Monday, January 2, 2012

A Kindness Shift

     Today's intentional act of kindness was similar to yesterday's in that it represented more of a shift in my perspective than it did a specific, noticeable act.  Already I'm seeing that acts of kindness take so many different forms and undoubtedly this year will expose me to a wide range of opportunities and types of activities.  All of them have value, though each impacts me and other people in very different ways.
     My day began at the local gym where I belong, LA Fitness.  As you might imagine, with today being a national holiday as well as the beginning of a new year, the gym was packed with people determined to start their newly made resolutions about getting back in shape.  Nearly every machine was in use, the lockerroom was jammed, and it was difficult to even find a parking spot.  This was all perfect for my plan.
     To explain this, I have to first admit to some bad thought habits.  The first is that when I see strangers, particularly when they're not like me, I almost always think negatively of them.  To be honest, I actually feel a bit ashamed to write that, as it seems so unfair and even counterproductive; but I do it nonetheless.  I form these negative judgments based on what they wear, whether they have tattoos, how they carry themselves and a host of other superficial criteria.  One of the results of this inclination to negatively judge is that I tend to stay in my own little world with minimal interaction with these people, other than the pefunctory nods and grunted greetings.

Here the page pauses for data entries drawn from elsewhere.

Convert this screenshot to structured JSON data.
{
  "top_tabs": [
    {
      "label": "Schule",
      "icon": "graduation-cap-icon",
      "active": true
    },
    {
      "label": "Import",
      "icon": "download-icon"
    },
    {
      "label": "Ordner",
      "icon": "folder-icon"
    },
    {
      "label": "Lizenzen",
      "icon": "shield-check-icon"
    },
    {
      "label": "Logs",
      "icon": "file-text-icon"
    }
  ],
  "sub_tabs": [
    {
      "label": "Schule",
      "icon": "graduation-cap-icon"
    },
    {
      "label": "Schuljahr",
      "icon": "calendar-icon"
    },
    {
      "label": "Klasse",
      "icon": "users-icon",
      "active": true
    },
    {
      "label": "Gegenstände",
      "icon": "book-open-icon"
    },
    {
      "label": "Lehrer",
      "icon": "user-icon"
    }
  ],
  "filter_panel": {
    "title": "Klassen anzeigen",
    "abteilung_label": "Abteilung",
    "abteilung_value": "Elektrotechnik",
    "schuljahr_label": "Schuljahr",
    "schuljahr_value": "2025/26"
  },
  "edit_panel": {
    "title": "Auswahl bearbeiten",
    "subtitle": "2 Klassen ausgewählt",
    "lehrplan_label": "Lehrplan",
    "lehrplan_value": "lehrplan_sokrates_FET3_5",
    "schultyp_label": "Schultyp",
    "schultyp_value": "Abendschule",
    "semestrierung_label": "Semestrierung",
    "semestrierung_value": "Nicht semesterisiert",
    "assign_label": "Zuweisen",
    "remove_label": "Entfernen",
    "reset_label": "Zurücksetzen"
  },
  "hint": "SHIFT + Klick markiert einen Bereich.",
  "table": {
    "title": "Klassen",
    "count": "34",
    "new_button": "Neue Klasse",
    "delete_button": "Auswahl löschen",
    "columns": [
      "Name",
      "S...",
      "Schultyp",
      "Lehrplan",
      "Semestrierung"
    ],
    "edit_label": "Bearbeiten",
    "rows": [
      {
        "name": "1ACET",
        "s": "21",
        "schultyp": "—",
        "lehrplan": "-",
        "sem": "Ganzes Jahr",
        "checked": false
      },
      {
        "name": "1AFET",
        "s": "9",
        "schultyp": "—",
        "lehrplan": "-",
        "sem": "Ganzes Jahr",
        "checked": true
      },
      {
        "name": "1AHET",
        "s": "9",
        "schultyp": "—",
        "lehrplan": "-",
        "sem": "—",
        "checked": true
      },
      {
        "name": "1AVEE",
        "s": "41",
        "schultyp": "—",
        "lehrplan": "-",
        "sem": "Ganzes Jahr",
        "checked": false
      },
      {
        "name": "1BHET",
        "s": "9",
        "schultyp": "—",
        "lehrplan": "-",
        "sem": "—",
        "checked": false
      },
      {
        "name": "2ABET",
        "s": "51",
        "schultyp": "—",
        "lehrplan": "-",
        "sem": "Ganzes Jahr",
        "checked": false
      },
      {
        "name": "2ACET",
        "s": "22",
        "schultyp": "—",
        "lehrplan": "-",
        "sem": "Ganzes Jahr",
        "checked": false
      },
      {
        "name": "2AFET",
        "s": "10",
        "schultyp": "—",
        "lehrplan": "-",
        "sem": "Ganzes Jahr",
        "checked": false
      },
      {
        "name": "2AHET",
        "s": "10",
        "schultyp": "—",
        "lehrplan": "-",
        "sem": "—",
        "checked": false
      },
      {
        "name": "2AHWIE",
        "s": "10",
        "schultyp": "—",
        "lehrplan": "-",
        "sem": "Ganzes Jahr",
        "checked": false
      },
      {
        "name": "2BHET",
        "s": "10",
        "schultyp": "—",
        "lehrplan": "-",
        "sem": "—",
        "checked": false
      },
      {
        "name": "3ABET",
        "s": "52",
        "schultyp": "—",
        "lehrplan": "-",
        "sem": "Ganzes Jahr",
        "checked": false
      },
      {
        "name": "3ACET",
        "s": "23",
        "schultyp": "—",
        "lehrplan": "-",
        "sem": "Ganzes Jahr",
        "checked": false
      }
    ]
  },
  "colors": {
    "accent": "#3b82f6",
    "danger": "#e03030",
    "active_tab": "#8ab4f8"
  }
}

     One of my other bad thought habits is to see other people running or working out as competition.  For example, I'll see someone running and think negatively of them because they're slow or heavy or out-of-shape, as if this somehow makes me feel better or more like a "real" athlete.  Obviously this is silly, emotionally immature, and not exactly life-affirming; but I do it.
     Well today I decided it was time to change all of that.  I determined that I would look at every stranger with kind and positive thoughts.  I would make real eye contact, smile, and greet them positively.  Where the opportunity existed, I would get out of my "bubble" and initiate conversation.  Instead of seeing the newbies on the treadmills and elliptical machines as fake athletes, crowding my space and destined to give up their New Year's resolutions in a few weeks, I saw how wonderful it was that so many people were doing something healthy like working out, regardless of how long it lasted.  Any exercise is certainly better than no exercise. 
     What surprised me the most was actually how easy this was.  In fact, as I was driving home I saw a slow jogger plodding his way through town and I was quickly able to focus on how great it is to see people out running - at whatever pace they're able to go.  I'm not really sure why this was such an easy shift.  Perhaps the world is intended to be a more positive place and when we put ourselves in that zone it's like flowing with the current rather than being against it?
     Here's the most interesting recognition I had today:  I've long known that I have the power and the responsibility to choose how I want to look at any given situation, person, or event.  And I've also known that when I choose to project positive, kind, and affirming thoughts out into the world, the world will usually respond in kind.  And yet, I've too often been guilty of ignoring this huge opportunity to positively impact my own life and that of those around me.  Today was a good start in owning up to that failure and, more importantly, making the shift to kindness.